Surgical Margins and Clinicopathological Determinants of Oncologic Outcomes in Pelvic Tumour Hemipelvectomy: A Single-Centre Retrospective Review
DOI:
https://doi.org/10.5530/ctbp.2025.4s.7Keywords:
Clinicopathological Factors, Musculoskeletal Oncology, Pelvic Surgery, Prognosis, Wide ResectionAbstract
Introduction: Hemipelvectomy is a complex surgical procedure used to manage primary and metastatic pelvic tumours. Achieving safe surgical margins in pelvic tumour resections remains a major challenge due to anatomical complexity and late presentation. This study evaluated the accuracy of surgical margins, associated clinicopathological factors, and their implications on oncologic outcomes following hemipelvectomy. Materials and Methods: A retrospective review of 64 patients who underwent internal or external hemipelvectomy for pelvic tumours at a single referral centrewas conducted. Data on tumour type, volume, stage, resection type, and margin status were analysed. Oncologic outcomes assessed included local recurrence, distant metastasis, and disease-specific mortality. Tumours were staged using Enneking and American Joint Committee on Cancer(AJCC) systems, and margin status was classified histologically. Statistical analyses included Kaplan-Meier survival estimates and Cox regression. Results: The mean age was 39.8 years (range 8–79).
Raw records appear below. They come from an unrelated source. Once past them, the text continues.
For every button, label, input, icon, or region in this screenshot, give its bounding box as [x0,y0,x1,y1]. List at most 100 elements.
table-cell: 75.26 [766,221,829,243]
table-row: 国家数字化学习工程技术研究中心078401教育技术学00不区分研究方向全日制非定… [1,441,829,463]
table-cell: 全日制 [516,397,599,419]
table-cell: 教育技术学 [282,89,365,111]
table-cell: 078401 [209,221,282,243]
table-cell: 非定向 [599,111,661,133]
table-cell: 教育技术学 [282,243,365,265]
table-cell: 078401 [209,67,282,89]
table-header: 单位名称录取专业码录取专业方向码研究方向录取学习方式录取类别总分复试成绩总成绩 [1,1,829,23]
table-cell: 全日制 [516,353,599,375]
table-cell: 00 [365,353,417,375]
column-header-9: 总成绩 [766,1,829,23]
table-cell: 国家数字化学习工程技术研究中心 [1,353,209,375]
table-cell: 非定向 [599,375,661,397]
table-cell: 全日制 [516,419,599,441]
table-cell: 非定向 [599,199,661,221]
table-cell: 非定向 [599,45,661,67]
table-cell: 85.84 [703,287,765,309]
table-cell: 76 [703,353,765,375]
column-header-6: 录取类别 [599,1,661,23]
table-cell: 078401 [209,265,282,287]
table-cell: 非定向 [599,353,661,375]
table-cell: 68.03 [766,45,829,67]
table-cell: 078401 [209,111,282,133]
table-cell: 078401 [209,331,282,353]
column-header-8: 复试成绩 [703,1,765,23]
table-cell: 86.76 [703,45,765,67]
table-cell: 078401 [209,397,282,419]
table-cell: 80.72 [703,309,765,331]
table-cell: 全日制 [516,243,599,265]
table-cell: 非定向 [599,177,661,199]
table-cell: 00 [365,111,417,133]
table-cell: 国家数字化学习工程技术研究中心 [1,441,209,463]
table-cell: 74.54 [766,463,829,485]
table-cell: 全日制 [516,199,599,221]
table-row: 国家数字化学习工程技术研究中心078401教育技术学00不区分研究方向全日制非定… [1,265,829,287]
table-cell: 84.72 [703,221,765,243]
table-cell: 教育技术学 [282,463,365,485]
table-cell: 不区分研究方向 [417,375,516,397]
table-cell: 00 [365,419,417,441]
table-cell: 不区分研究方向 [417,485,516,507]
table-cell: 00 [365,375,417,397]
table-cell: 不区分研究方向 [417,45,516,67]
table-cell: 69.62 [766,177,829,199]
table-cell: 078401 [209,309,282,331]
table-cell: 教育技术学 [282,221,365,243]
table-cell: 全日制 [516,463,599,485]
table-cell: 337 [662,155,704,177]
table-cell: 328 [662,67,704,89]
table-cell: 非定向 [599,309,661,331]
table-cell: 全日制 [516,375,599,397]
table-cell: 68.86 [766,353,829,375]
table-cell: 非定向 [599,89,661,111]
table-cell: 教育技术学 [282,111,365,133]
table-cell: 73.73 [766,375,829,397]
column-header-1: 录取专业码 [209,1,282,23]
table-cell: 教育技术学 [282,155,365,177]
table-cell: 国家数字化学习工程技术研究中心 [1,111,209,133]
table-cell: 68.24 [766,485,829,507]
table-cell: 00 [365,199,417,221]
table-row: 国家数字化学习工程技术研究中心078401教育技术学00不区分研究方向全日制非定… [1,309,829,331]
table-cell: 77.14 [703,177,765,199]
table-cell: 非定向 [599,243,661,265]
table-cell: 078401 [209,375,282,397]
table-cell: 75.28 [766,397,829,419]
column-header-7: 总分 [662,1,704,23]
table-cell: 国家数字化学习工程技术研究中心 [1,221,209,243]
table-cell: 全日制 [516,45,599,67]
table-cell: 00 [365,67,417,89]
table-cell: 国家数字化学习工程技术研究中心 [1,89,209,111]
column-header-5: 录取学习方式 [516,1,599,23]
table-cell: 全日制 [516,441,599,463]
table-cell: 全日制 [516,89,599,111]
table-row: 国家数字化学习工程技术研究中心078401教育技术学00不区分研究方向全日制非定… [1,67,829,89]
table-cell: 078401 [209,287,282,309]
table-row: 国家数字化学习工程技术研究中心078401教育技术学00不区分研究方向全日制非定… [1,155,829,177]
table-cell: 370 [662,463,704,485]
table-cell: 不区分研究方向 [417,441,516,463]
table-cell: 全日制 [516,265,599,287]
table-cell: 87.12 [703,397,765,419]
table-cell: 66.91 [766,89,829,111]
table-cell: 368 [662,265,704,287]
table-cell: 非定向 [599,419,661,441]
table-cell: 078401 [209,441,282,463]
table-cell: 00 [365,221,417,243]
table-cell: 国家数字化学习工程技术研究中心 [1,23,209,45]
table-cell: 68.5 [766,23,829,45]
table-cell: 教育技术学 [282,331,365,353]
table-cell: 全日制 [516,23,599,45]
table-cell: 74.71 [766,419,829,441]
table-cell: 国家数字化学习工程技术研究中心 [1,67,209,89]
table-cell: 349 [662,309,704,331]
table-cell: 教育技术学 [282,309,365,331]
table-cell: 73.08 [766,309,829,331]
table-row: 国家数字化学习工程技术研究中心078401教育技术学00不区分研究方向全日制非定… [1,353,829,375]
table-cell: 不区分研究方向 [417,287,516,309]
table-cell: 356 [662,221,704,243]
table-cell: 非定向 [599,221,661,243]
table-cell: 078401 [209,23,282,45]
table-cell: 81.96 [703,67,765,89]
Most tumours were primary (76.6%), with chondrosarcoma and osteosarcoma being the most common. Internal hemipelvectomy was performed in 64.1% of patients. Wide resection was attempted in 37 cases, of which 14 (37.8%) resulted in positive microscopic margins. Positive margins were significantly associated with tumour volume, stage, surgical type, and resection subtype. Contaminated wide margins had a higher positivity rate (56.3%). Positive margins correlated with higher recurrence rates but paradoxically showed lower disease-specific mortality, possibly due to adjuvant therapy or selection bias. Internal hemipelvectomy was associated with better disease-specific survival. Conclusion: Multiple clinicopathological factors influence surgical margin status and oncologic outcomes. While positive margins were linked to recurrence, they were not independently predictive of mortality. The probability of achieving a clear margin was low, highlighting the need for meticulous surgical planning. Internal hemipelvectomy offers favourable survival outcomes when performed with appropriate patient selection.